- Directed by: Darrell Dennis
- Screenplay by: Darrell Dennis Harold C. Joe Sophie Underwood
- Produced by: Harold C. Joe Leslie D. Bland
- Starring: Darrell Dennis Ashley Callingbull Graham Greene
- Cinematography: Joseph Boutilier
- Edited by: Dan Krieger
- Music by: Alexander Brendan Ferguson
- Production company: Orca Cove Media
- Release date: February 9, 2024 (VFF);
- Running time: 95 minutes
- Country: Canada
- Language: English

= The Great Salish Heist =

The Great Salish Heist is a 2024 Canadian comedy heist film, directed by Darrell Dennis.

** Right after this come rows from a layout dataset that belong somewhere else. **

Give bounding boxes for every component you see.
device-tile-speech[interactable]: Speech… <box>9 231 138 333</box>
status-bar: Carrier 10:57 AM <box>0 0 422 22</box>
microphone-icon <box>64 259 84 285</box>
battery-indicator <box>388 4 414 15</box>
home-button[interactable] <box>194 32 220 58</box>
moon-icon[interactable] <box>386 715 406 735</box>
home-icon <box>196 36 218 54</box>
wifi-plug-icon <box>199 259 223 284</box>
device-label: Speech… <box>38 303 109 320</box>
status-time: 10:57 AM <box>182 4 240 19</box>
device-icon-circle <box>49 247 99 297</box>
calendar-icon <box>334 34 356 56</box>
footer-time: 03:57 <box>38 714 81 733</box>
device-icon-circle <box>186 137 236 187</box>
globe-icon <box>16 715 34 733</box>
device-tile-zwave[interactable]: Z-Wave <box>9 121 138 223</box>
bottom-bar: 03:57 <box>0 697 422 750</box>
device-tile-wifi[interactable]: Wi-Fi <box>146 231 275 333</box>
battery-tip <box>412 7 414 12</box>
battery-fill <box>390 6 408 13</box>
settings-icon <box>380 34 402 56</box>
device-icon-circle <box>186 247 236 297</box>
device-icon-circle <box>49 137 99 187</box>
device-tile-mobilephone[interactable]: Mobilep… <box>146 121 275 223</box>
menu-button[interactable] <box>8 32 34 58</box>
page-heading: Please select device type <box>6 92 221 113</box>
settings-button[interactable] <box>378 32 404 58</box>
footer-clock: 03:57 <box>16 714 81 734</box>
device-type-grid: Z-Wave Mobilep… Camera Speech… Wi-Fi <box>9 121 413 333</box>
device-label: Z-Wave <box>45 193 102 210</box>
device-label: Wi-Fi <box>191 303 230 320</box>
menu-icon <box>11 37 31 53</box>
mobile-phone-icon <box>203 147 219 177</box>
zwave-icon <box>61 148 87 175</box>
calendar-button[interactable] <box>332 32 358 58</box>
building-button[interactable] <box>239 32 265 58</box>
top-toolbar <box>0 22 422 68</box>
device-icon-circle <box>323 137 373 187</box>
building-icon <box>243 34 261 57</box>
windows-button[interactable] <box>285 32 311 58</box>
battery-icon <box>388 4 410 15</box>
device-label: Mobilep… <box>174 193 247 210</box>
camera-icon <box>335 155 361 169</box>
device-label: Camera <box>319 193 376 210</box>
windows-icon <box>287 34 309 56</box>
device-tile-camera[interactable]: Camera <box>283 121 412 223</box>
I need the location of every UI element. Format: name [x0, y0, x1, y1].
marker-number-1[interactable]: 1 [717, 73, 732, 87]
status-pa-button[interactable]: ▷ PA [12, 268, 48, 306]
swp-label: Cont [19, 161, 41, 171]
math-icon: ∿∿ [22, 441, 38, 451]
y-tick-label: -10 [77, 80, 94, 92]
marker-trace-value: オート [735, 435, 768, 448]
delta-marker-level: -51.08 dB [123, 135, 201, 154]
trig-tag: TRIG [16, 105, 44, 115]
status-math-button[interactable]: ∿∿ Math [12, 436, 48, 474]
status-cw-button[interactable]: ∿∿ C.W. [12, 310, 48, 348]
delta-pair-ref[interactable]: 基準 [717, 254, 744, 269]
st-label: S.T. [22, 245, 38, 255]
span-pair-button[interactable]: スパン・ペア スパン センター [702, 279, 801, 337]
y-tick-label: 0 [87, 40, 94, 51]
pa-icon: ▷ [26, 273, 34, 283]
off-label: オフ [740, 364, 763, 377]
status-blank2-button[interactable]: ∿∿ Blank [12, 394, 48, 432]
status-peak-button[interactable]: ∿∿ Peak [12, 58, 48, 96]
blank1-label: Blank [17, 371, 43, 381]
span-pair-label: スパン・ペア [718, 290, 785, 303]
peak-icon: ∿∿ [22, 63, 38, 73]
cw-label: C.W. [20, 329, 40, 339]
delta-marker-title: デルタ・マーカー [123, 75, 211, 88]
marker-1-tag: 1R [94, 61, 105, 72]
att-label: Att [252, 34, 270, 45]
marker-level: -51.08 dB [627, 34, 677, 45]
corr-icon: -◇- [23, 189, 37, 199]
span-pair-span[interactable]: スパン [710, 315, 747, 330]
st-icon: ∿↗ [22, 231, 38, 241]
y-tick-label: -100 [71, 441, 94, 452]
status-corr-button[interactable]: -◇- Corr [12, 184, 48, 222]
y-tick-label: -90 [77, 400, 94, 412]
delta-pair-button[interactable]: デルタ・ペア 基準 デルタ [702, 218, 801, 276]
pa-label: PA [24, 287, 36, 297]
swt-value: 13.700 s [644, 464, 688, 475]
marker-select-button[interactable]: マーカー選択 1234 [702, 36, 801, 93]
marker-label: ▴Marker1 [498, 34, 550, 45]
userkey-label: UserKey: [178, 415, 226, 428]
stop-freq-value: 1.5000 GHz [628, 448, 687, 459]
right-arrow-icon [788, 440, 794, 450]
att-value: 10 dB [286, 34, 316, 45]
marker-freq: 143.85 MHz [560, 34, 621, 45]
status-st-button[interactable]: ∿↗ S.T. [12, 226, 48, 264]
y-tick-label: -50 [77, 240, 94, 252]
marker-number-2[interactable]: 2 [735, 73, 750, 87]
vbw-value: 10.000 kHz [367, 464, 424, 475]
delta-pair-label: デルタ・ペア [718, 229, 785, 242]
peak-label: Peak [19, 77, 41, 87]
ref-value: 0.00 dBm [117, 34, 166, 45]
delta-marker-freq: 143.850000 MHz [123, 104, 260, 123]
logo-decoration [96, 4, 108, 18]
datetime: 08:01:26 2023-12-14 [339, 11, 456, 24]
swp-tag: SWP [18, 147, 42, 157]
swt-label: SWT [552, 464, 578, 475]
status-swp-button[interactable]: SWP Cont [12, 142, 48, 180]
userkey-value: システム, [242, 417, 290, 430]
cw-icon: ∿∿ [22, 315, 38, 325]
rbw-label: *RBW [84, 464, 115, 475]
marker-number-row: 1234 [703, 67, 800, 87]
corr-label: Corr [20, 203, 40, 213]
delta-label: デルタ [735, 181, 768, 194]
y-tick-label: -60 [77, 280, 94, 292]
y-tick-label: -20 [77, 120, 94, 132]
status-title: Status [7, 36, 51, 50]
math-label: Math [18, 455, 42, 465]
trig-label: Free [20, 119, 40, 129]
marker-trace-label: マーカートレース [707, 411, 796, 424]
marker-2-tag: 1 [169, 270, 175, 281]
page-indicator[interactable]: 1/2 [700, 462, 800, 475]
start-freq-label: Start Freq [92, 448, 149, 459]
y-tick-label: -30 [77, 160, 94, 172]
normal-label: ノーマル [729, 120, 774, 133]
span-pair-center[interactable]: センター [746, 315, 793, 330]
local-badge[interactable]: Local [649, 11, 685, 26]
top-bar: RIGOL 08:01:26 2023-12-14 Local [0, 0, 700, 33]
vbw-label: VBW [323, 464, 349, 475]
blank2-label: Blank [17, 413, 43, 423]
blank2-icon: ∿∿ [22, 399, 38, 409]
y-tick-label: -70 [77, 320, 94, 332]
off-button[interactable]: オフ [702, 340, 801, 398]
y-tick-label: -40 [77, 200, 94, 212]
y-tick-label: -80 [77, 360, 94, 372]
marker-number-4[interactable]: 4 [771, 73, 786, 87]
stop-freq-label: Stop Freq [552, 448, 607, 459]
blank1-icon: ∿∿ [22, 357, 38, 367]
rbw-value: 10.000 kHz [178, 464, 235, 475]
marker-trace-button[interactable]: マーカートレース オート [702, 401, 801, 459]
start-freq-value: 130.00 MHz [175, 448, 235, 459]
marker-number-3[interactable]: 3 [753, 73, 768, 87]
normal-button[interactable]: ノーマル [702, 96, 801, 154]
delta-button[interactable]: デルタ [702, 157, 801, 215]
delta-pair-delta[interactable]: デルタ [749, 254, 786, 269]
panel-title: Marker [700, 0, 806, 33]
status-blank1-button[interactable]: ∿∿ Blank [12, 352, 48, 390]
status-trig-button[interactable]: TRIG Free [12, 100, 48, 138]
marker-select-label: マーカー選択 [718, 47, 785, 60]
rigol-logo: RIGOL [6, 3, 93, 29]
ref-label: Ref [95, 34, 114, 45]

The film stars Dennis as Steve Joe, an Indigenous Canadian archaeologist who embarks on a quest to steal back indigenous artifacts from a museum and repatriate them back to their rightful owners.

The cast also includes Ashley Callingbull, Leslie D. Bland, Judah Burns, Danica Charlie, Katya Gardner, Graham Greene, Tricia Helfer, Trevor Hinton, Harold Joe, Taylor Kinequon, Craig Lauzon, Wayne Lavallee, Tchadas Leo, David James Lewis, Sam Lowry and Andrea Menard in supporting roles.

The film was shot in fall 2022 on Vancouver Island.

The film premiered on February 9, 2024, at the Victoria Film Festival. It subsequently had various theatrical and film festival screenings in other Vancouver Island communities, and at the VIFF Centre, as well as selected screenings across Canada on National Indigenous Peoples Day in June.